US 12,148,433 B2
	Neural networks for speaker verification
Georg Heigold, Mountain View, CA (US); Samuel Bengio, Los Altos, CA (US); and Ignacio Lopez Moreno, New York, NY (US)
Assigned to Google LLC, Mountain View, CA (US)
Filed by Google LLC, Mountain View, CA (US)
Filed on Oct. 11, 2023, as Appl. No. 18/485,069.
Application 18/485,069 is a continuation of application No. 17/444,384, filed on Aug. 3, 2021.
Application 17/444,384 is a continuation of application No. 16/752,007, filed on Jan. 24, 2020, granted, now 11,107,478, issued on Aug. 31, 2021.
Application 16/752,007 is a continuation of application No. 15/966,667, filed on Apr. 30, 2018, granted, now 10,586,542, issued on Mar. 10, 2020.
Application 15/966,667 is a continuation of application No. 14/846,187, filed on Sep. 4, 2015, granted, now 9,978,374, issued on May 22, 2018.
Prior Publication US 2024/0038245 A1, Feb. 1, 2024
This patent is subject to a terminal disclaimer.
Int. Cl.

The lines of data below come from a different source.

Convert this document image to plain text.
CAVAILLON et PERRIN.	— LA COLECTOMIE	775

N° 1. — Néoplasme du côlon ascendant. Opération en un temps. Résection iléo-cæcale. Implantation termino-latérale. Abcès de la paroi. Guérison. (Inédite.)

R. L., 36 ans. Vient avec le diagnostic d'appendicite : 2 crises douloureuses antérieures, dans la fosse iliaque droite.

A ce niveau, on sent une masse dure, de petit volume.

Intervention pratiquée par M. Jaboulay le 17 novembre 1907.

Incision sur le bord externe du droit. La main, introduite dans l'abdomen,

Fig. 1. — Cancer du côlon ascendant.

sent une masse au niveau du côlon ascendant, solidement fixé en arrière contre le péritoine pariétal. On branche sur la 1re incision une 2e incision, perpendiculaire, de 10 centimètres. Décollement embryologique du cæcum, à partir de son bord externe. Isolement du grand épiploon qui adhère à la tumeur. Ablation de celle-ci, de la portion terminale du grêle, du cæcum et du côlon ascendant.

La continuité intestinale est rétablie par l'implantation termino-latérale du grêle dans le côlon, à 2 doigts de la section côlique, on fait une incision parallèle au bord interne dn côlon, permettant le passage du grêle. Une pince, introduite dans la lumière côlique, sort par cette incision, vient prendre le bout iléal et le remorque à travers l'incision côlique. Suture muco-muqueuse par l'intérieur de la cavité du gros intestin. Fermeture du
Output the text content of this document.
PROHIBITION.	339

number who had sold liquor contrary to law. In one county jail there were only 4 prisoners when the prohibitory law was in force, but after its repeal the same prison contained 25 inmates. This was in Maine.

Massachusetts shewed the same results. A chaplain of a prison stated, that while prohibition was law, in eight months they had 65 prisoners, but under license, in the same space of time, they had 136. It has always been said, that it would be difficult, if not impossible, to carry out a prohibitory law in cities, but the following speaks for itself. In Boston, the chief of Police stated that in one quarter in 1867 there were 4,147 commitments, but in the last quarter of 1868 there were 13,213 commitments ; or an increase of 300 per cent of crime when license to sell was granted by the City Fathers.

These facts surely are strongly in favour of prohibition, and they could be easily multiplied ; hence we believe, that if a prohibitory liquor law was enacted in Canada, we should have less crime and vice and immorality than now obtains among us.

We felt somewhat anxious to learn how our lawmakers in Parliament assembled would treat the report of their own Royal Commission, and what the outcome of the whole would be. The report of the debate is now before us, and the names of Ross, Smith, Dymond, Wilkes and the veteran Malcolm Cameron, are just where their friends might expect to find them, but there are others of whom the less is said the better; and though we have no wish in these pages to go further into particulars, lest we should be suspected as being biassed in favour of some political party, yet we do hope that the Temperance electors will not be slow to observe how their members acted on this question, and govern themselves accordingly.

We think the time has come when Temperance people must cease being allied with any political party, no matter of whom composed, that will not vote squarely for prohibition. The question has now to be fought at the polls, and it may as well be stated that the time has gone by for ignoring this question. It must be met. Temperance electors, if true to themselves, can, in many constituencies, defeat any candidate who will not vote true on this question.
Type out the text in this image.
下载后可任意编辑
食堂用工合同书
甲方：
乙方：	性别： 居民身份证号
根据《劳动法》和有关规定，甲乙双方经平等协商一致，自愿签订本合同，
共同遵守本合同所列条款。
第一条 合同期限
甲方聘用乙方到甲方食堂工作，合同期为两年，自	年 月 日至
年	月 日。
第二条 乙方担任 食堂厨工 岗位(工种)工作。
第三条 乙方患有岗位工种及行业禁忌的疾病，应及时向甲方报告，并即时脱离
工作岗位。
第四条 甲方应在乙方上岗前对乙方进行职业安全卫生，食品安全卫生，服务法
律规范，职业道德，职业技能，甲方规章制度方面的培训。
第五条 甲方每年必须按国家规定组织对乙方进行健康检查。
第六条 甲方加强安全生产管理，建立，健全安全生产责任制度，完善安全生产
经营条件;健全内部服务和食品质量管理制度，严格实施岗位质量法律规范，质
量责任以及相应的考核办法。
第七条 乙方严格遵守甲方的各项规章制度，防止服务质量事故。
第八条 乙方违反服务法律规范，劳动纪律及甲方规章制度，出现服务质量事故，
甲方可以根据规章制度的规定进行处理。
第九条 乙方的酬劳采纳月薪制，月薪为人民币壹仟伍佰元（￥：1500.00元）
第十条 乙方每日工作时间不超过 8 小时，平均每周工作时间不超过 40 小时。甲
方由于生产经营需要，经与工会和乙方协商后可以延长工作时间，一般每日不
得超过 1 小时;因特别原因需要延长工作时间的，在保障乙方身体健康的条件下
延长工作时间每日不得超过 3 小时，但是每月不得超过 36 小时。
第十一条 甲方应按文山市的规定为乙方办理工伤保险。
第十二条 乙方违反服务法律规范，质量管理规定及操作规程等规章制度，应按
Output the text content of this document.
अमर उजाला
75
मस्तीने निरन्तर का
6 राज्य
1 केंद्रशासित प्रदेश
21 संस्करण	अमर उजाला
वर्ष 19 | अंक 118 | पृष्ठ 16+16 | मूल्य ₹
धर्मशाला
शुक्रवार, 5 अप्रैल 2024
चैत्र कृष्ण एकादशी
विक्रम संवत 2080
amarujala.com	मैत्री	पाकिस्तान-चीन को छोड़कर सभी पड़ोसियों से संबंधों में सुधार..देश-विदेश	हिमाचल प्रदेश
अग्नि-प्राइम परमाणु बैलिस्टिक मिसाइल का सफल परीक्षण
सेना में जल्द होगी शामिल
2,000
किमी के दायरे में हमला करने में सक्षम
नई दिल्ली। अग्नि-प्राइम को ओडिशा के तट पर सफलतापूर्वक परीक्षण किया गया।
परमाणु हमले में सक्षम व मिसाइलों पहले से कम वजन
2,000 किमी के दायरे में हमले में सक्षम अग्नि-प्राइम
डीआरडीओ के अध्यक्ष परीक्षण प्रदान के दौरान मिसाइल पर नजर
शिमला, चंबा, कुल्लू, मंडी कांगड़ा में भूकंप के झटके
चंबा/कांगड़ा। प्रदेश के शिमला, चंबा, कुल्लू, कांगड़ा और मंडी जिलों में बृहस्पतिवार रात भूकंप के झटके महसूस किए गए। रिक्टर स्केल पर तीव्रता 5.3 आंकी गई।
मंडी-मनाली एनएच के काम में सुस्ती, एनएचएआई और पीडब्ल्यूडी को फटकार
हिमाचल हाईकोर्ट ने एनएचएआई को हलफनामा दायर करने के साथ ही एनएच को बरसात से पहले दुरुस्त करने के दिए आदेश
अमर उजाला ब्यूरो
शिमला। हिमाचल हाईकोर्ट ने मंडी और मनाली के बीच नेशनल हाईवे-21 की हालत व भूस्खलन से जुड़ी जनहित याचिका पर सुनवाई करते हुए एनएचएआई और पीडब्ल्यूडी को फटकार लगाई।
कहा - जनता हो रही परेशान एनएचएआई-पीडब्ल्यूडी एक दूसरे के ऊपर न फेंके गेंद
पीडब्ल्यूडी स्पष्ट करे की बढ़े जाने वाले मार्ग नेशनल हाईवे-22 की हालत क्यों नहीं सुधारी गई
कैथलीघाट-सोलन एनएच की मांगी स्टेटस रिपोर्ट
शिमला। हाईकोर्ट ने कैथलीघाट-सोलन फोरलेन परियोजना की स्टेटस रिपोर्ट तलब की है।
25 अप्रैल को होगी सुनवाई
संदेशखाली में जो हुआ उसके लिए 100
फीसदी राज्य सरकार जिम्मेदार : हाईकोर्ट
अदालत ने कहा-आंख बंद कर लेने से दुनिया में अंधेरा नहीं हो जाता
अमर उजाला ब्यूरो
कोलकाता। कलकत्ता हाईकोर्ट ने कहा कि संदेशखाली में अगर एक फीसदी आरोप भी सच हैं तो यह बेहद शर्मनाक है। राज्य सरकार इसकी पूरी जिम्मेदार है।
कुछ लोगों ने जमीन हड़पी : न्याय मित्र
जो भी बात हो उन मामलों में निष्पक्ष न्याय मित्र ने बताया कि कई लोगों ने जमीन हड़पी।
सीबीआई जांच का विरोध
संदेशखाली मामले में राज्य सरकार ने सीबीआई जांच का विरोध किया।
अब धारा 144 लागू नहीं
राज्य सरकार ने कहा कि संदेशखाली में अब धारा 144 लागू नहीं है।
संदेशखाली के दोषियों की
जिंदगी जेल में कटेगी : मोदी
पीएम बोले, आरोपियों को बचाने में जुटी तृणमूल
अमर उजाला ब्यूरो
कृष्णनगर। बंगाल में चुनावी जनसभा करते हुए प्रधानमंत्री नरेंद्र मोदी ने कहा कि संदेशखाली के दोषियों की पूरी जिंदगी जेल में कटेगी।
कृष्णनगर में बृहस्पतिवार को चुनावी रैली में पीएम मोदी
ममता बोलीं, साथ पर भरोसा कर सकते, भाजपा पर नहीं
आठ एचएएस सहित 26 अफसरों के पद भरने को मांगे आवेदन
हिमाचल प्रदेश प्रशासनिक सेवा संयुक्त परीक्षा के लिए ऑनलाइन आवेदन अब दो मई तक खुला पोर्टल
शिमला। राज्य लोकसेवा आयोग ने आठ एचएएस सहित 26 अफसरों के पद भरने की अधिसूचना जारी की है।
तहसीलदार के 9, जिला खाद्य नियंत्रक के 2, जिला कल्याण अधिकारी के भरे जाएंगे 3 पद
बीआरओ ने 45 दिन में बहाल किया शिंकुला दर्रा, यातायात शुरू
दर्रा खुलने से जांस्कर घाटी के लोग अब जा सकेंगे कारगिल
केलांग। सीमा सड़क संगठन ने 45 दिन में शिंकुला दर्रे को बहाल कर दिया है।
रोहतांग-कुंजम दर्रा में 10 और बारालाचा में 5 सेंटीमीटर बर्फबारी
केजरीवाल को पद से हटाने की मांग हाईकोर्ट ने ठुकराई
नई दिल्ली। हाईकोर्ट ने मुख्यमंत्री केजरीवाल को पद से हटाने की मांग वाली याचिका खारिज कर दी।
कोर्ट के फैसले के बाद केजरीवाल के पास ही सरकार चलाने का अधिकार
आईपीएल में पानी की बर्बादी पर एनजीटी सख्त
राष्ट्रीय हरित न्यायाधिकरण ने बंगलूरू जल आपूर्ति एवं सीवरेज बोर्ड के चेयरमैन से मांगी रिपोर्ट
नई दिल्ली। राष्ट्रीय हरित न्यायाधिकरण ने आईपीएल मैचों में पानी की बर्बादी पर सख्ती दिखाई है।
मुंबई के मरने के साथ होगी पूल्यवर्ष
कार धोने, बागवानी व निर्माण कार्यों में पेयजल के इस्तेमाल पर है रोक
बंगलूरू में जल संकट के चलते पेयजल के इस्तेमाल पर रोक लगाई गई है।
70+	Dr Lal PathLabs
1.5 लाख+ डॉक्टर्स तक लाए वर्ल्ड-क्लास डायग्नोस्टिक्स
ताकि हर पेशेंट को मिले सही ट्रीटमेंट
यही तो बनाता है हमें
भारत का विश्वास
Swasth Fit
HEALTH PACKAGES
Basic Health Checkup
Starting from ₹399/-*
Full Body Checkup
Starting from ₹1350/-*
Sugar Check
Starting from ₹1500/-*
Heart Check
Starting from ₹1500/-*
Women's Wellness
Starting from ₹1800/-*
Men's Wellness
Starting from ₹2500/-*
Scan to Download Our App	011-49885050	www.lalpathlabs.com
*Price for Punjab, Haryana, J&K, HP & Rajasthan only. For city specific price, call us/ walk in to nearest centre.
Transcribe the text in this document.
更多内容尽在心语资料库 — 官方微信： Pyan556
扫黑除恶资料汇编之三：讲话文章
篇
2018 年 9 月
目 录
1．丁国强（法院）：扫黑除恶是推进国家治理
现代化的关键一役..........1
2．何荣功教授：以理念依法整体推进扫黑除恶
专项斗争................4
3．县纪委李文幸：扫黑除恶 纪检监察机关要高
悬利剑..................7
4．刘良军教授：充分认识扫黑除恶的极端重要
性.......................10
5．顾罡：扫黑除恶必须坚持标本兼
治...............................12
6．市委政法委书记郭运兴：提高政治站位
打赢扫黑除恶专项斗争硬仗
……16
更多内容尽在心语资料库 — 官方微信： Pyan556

G10L 17/18 (2013.01); G10L 17/02 (2013.01); G10L 17/04 (2013.01)

CPC G10L 17/18 (2013.01) [G10L 17/02 (2013.01); G10L 17/04 (2013.01)]

20 Claims

1. A computer-implemented method executed on data processing hardware that causes the data processing hardware to perform operations comprising:

receiving a plurality of training samples, each training sample comprising:

a training verification utterance;

a training enrollment utterance spoken by a corresponding speaker; and

a first classification for the training sample that indicates whether a speaker of the training utterance is the same or different from the corresponding speaker that spoke the training enrollment utterance;

training a neural network on the plurality of training samples by:

for each training sample:

processing, using the neural network, audio signals characterizing the training verification utterance to generate a first training speaker representation for the training verification utterance;

processing, using the neural network, the audio signals characterizing the training enrollment utterance to generate a second training speaker representation;

determining a second classification for the training sample based on the first training speaker representation and the second training speaker representation, the second classification for the training sample indicating whether the speaker of the training utterance is the same or different from the corresponding speaker that spoke the training enrollment utterance; and

adjusting parameters of the neural network based on a comparison of the first classification of the training sample and the second classification determined for the training sample; and

transmitting the trained neural network over a network to a user device.